Mario Siervo, a professor at Curtin's School of Population Health and one of the study's authors, emphasized that the research points to excessive gaming as the culprit, not gaming itself. The threshold effect is crucial: the data suggests that moderate engagement poses no apparent health risk, while heavy use displaces the habits that sustain wellbeing—balanced eating, adequate sleep, physical movement. University years, Siervo noted, often establish patterns that persist into adulthood, making this a formative period for intervention.
The study stops short of claiming that gaming causes these health problems. Correlation is not causation, and the researchers acknowledge this limitation. But the pattern is unmistakable: heavy gamers are heavier, eat worse, and sleep worse than their peers who game less. Whether gaming directly drives these outcomes or whether people predisposed to sedentary habits simply gravitate toward gaming remains an open question.

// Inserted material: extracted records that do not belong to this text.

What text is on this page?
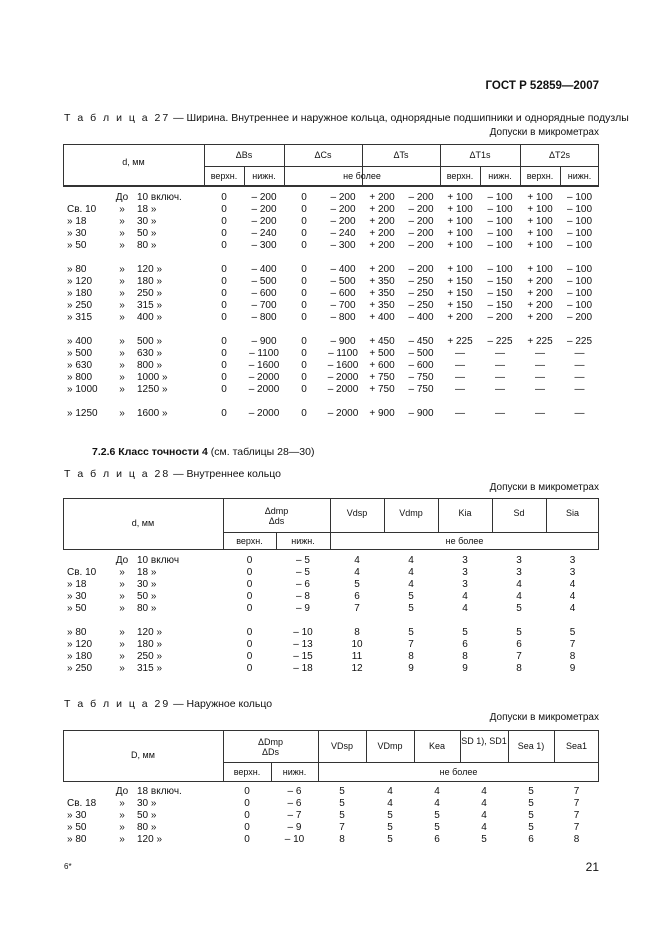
ГОСТ Р 52859—2007
Т а б л и ц а 27 — Ширина. Внутреннее и наружное кольца, однорядные подшипники и однорядные подузлы
Допуски в микрометрах
d, мм
ΔBs	ΔCs	ΔTs	ΔT1s	ΔT2s
верхн.	нижн.	не более	верхн.	нижн.	верхн.	нижн.
	До	10 включ.	0	– 200	0	– 200	+ 200	– 200	+ 100	– 100	+ 100	– 100
Св. 10	»	18 »	0	– 200	0	– 200	+ 200	– 200	+ 100	– 100	+ 100	– 100
» 18	»	30 »	0	– 200	0	– 200	+ 200	– 200	+ 100	– 100	+ 100	– 100
» 30	»	50 »	0	– 240	0	– 240	+ 200	– 200	+ 100	– 100	+ 100	– 100
» 50	»	80 »	0	– 300	0	– 300	+ 200	– 200	+ 100	– 100	+ 100	– 100

» 80	»	120 »	0	– 400	0	– 400	+ 200	– 200	+ 100	– 100	+ 100	– 100
» 120	»	180 »	0	– 500	0	– 500	+ 350	– 250	+ 150	– 150	+ 200	– 100
» 180	»	250 »	0	– 600	0	– 600	+ 350	– 250	+ 150	– 150	+ 200	– 100
» 250	»	315 »	0	– 700	0	– 700	+ 350	– 250	+ 150	– 150	+ 200	– 100
» 315	»	400 »	0	– 800	0	– 800	+ 400	– 400	+ 200	– 200	+ 200	– 200

» 400	»	500 »	0	– 900	0	– 900	+ 450	– 450	+ 225	– 225	+ 225	– 225
» 500	»	630 »	0	– 1100	0	– 1100	+ 500	– 500	—	—	—	—
» 630	»	800 »	0	– 1600	0	– 1600	+ 600	– 600	—	—	—	—
» 800	»	1000 »	0	– 2000	0	– 2000	+ 750	– 750	—	—	—	—
» 1000	»	1250 »	0	– 2000	0	– 2000	+ 750	– 750	—	—	—	—

» 1250	»	1600 »	0	– 2000	0	– 2000	+ 900	– 900	—	—	—	—
7.2.6 Класс точности 4 (см. таблицы 28—30)
Т а б л и ц а 28 — Внутреннее кольцо
Допуски в микрометрах
d, мм
Δdmp
Δds
Vdsp	Vdmp	Kia	Sd	Sia
верхн.	нижн.	не более
	До	10 включ	0	– 5	4	4	3	3	3
Св. 10	»	18 »	0	– 5	4	4	3	3	3
» 18	»	30 »	0	– 6	5	4	3	4	4
» 30	»	50 »	0	– 8	6	5	4	4	4
» 50	»	80 »	0	– 9	7	5	4	5	4

» 80	»	120 »	0	– 10	8	5	5	5	5
» 120	»	180 »	0	– 13	10	7	6	6	7
» 180	»	250 »	0	– 15	11	8	8	7	8
» 250	»	315 »	0	– 18	12	9	9	8	9
Т а б л и ц а 29 — Наружное кольцо
Допуски в микрометрах
D, мм
ΔDmp
ΔDs
VDsp	VDmp	Kea	SD 1), SD1	Sea 1)	Sea1
верхн.	нижн.	не более
	До	18 включ.	0	– 6	5	4	4	4	5	7
Св. 18	»	30 »	0	– 6	5	4	4	4	5	7
» 30	»	50 »	0	– 7	5	5	5	4	5	7
» 50	»	80 »	0	– 9	7	5	5	4	5	7
» 80	»	120 »	0	– 10	8	5	6	5	6	8
6*	21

What the data does suggest is that taking breaks from games, avoiding play late into the night, and choosing nutritious snacks over processed ones could help young people protect their health as they move from university into adulthood.
Citas Notables
The findings suggest that excessive gaming is the key problem, rather than gaming itself— Mario Siervo, Curtin School of Population Health
University habits tend to persist into adulthood, so adopting healthier routines now—gaming breaks, avoiding late-night play, choosing nutritious snacks—could improve overall wellbeing long-term— Mario Siervo
La Conversación del Hearth Otra perspectiva de la historia
So the study found that gaming itself isn't the problem—it's the amount?

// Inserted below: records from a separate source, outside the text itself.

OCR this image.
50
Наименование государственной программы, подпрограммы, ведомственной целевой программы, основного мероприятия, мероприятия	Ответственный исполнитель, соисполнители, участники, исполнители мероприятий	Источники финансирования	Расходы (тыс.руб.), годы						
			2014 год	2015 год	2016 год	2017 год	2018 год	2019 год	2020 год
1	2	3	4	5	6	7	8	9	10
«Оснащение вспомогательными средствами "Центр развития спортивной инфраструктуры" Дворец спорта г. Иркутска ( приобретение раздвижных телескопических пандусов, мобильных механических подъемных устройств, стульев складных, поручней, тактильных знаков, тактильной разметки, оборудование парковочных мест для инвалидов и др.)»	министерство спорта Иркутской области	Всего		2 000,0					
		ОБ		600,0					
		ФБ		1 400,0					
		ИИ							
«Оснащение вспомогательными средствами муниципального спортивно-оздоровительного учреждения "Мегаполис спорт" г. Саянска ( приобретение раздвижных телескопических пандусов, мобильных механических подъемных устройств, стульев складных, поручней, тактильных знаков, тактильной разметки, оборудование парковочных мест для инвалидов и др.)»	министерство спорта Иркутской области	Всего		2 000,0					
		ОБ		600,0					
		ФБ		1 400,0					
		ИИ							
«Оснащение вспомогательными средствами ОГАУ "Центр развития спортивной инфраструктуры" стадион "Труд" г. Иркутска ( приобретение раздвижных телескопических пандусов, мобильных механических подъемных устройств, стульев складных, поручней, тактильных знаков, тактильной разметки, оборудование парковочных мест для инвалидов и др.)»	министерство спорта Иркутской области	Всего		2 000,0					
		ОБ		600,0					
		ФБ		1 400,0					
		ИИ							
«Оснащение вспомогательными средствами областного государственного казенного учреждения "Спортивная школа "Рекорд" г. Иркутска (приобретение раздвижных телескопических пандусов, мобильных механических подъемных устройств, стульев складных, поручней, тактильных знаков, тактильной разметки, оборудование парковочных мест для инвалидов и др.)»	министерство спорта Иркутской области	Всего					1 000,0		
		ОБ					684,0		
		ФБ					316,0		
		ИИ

Exactly. Light and moderate gamers looked almost identical in health terms. The cliff comes at ten hours weekly.
What happens at ten hours that doesn't happen at nine?
That's the question, isn't it. The researchers don't claim gaming causes the decline. But something shifts. Maybe it's displacement—gaming crowds out sleep, exercise, cooking real food.
Could it be that unhealthy people just game more?
Possible. The study can't prove direction. But Siervo's point is that university habits stick with you. If you establish a pattern now of gaming heavily and eating badly, you carry it forward.
So the takeaway isn't "don't game."
No. It's "if you're gaming more than ten hours a week, something else is probably suffering." The light and moderate gamers were fine.
And the sleep thing—is that just because they're playing late?
Likely. But the study shows the correlation exists. Late-night gaming probably disrupts circadian rhythm, and then you're tired, and then you make worse food choices. It compounds.